The arrangement provides for 40 football games to be broadcast via broadband. Each week during a 10-week period, four games will be selected for Internet broadcast. There will be no subscription fee to view the games, which will be supported by Internet advertisers. The contests can be viewed at www.NCAA sports.com or www.CSTV.com.

Basketball broadcasts will begin January 7 and span eight week.

The NCAA and CSTV equally will share commercial revenue from the broadband package

CSTV earlier announced a three-game televised series of football matchups, beginning with a September 21 game between defending Division II champion Grand Valley State University and Michigan Technological University.

Basketball

Women’s rules committee
selects secretary-rules editor

The NCAA Women’s Basketball Rules Committee has appointed Debbie Primeaux Williamson as secretary-rules editor.

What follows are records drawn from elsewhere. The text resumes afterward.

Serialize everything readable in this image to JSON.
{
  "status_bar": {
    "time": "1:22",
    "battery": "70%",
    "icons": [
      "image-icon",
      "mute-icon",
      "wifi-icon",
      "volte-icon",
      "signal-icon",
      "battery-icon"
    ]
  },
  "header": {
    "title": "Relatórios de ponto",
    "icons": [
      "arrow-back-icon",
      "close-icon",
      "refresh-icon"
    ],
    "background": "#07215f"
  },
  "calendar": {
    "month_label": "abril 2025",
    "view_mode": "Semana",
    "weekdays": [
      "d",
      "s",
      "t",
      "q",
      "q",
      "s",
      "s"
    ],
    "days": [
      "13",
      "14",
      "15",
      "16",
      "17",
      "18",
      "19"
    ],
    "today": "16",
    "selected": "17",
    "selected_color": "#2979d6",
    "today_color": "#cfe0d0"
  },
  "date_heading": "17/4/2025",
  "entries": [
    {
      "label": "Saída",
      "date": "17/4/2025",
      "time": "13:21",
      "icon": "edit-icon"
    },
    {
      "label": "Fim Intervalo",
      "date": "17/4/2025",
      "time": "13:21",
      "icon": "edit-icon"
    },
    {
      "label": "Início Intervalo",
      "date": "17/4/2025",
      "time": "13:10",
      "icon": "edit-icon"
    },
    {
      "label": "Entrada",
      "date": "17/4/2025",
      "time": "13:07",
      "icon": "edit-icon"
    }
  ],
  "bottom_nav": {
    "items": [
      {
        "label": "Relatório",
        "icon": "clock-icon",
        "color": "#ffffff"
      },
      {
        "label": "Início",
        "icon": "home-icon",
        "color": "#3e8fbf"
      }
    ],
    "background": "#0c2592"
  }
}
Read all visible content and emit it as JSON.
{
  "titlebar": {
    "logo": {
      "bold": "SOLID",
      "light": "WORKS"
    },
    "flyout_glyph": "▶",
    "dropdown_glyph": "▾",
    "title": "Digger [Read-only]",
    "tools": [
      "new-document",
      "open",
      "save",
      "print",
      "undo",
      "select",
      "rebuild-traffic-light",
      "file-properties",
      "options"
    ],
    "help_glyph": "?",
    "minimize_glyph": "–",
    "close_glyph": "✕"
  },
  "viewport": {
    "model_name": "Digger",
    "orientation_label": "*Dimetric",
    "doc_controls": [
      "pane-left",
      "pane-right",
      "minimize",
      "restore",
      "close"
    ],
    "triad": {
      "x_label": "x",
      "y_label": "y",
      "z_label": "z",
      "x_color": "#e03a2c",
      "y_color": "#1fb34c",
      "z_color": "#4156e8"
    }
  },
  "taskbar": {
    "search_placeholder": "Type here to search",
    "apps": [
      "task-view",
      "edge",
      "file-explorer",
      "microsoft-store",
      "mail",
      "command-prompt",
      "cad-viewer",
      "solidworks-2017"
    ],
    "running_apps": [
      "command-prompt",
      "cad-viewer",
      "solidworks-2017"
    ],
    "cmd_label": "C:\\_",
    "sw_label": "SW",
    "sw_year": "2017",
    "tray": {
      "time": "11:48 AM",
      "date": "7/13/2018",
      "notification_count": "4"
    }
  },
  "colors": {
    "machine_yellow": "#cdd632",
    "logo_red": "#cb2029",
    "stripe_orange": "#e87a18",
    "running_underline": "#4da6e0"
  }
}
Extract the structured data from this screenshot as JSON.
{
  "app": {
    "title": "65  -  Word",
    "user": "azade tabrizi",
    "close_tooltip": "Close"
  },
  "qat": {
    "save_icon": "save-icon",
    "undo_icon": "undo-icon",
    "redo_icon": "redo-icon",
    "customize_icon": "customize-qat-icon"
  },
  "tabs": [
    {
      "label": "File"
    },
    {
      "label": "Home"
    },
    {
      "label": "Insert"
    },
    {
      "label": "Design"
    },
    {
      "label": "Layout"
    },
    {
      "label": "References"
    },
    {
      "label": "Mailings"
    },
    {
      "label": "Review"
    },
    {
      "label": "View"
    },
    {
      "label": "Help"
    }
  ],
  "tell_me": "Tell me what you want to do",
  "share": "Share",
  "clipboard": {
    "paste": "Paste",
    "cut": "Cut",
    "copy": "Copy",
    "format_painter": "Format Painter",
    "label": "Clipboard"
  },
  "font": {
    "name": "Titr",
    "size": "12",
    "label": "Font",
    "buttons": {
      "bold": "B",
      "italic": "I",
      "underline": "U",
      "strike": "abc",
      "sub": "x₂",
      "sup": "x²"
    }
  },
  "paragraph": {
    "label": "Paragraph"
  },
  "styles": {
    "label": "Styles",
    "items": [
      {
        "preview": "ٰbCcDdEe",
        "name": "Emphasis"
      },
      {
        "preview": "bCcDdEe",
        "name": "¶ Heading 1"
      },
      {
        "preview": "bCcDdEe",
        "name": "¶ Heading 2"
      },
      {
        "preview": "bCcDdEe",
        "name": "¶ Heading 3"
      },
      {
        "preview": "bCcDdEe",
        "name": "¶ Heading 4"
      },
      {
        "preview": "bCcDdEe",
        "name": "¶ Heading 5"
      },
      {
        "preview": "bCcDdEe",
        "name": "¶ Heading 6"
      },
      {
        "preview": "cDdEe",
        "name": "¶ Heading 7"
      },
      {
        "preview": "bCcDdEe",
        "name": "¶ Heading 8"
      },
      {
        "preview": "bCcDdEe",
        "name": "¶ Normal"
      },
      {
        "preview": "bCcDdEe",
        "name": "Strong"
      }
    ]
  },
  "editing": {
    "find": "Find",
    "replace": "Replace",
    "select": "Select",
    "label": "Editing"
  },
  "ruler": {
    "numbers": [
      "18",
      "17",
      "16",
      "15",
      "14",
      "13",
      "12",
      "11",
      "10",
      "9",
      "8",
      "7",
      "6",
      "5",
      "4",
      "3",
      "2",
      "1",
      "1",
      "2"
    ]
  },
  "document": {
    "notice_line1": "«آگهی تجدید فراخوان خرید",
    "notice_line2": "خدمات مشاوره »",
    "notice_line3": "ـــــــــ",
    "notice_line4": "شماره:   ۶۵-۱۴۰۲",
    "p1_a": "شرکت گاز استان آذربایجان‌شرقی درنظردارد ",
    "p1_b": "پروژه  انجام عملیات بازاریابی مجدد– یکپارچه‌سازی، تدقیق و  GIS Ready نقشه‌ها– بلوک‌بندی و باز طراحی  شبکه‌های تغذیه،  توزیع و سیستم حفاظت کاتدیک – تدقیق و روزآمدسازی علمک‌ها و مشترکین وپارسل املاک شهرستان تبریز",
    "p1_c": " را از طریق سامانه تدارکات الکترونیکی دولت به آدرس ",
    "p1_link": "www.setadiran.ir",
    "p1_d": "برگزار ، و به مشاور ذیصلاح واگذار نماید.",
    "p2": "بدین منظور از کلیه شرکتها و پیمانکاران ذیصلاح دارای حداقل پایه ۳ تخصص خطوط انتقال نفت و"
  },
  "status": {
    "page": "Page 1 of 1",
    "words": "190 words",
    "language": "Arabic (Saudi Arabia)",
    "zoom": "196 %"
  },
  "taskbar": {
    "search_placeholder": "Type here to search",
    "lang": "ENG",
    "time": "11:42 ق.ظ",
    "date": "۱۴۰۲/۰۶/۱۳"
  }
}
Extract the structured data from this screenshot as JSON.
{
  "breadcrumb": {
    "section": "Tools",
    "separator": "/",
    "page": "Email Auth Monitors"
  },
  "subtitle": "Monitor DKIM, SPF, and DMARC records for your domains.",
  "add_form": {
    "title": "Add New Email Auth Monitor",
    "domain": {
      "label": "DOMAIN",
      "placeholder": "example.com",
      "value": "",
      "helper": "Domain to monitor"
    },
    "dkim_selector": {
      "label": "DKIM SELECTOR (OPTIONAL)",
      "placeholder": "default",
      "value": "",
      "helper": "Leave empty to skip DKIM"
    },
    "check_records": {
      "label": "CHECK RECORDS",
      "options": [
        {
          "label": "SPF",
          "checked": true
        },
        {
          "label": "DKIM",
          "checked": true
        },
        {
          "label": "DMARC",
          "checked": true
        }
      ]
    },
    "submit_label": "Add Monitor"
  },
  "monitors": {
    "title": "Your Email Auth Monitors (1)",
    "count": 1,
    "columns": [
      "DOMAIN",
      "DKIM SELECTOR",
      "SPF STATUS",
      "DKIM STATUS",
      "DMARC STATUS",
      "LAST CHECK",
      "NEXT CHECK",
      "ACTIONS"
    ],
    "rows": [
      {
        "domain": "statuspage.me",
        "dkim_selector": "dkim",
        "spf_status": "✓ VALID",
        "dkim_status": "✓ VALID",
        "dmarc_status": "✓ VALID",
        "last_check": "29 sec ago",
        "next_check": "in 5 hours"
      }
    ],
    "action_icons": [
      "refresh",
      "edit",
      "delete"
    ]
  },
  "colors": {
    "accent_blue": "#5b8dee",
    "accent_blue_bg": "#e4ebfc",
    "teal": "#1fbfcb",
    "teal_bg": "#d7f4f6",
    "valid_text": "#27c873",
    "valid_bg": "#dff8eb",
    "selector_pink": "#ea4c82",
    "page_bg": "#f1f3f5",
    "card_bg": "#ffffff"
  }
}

Williamson, currently a lecturer in the physical education department at North Carolina State University, brings more than 25 years of experience in collegiate athletics as a student-athlete, coach, administrator, official and instructor. As secretary-rules editor, Williamson will be the national rules interpreter for women’s basketball and serve as co-editor of the Men’s and Women’s Basketball Rules and Interpretations book.

Her experience in the game dates to 1982, when she was a member of the Louisiana Tech University team that won the first Division I women’s basketball title. She was an assistant coach at Southeastern Louisiana University and Georgia Southern University.